Sur le coup de 8h10 mn, un cortège de trois véhicules arrive sur les lieux. Celui de tête est estampillé Gloria La slameuse, du nom de la fille de l’intéressée. Les deux autres, eux, portent le nom de Rama, qui sortira d’ailleurs de son Hummer, vêtue d’un blouson noir. Après quelques instants à deviser avec celles et ceux acquis à sa cause, elle se dirige et s’installe sur le capot de la voiture de tête pour se livrer à ce qu’elle avait promis de faire. Le manteau court à peine enlevé, elle se verra cernée d’hommes et de femmes qui n’entendaient pas laisser ce spectacle aboutir. Parmi eux, un binoclard au physique imposant maîtrise la situation. Une brève débandade a lieu, on aurait chargé cette partie de l’air avec du gaz à main.  «La première femme slameuse du Burkina », les deux mains entravées par des menottes, n’a d’autre choix que d’emprunter l’itinéraire qui lui est montré : la voie d’accès au palais.

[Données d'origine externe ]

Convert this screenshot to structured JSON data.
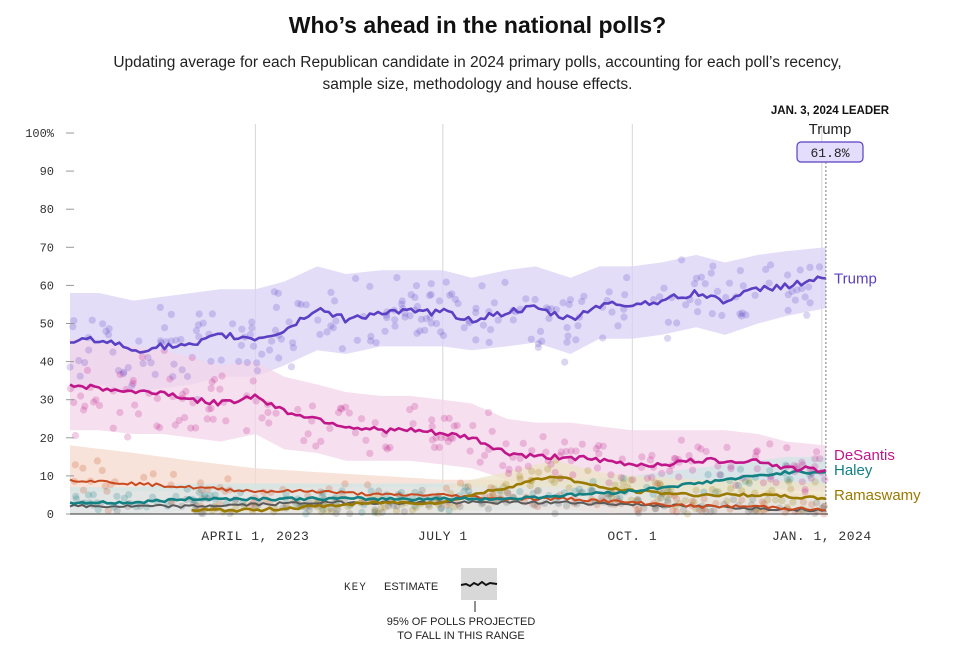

8h25 mn : alors que le public de curieux et de fans de l’artiste attend de voir quelle sera la suite des événements, ils sont délogés par les GSP qui ne voulaient pas voir d’attroupement. «Pas de rassemblement », «on ne veut pas voir d’attroupement », sérine l’un d’entre eux, pendant qu’un pick-up de policiers fait la ronde. Dans les groupuscules, les échanges vont bon train. «Des gens ont fait pire que Rama, mais ils continuent de circuler librement» ; «Il faut la laisser profiter de son argent même si elle a fait du ‘’wack’’ (ndlr : pratiques mystérieuses, pour se faire beaucoup d’argent en l’occurrence), tout le monde n’est pas capable de le faire. Elle, elle a du cœur, du courage que d’autres n’ont pas eu». Mais ils ou elles ne sont pas nombreux à s’exprimer dans un micro. Mariam Djamila Tinto, elle, n’y va pas par quatre chemins pour nous livrer le fond de sa pensée. Pour cette élève en classe de 1re venue soutenir l’artiste, «un artiste a toujours besoin de faire le buzz pour mieux s’imposer», même si elle reconnaît qu’elle exagère parfois. «Ce n’est pas normal d’insulter les gens sur les réseaux sociaux, mais souvent elle ne  le fait pas gratuitement. Il y a des gens qui la provoquent. Comme elle est artiste, tout le monde suit ses réactions, sinon beaucoup font plus que cela», explique-t-elle avant de souhaiter des juges une certaine magnanimité.

 

«Je suis venue soutenir ma petite sœur»

 

Selon Mounira Ouoba, la coiffeuse de Rama La Slameuse, sa présence est justifiée par la volonté de «soutenir une petite sœur qui a des difficultés». Elle embouche la même trompette en estimant que ce sont les propos de la mise en cause qui sont les plus en vue. Elle ne saurait dire que sa sœur en fait trop dans les écarts langagiers puisqu’elle seule supporte les coups que lui assènent ses détracteurs. «Pour ce qui est de son comportement, chacun a un caractère différent, donc je ne peux pas dire qu’elle en fait trop», précise-t-elle. Elle ne sait rien du tout de l’infraction reprochée à sa cliente.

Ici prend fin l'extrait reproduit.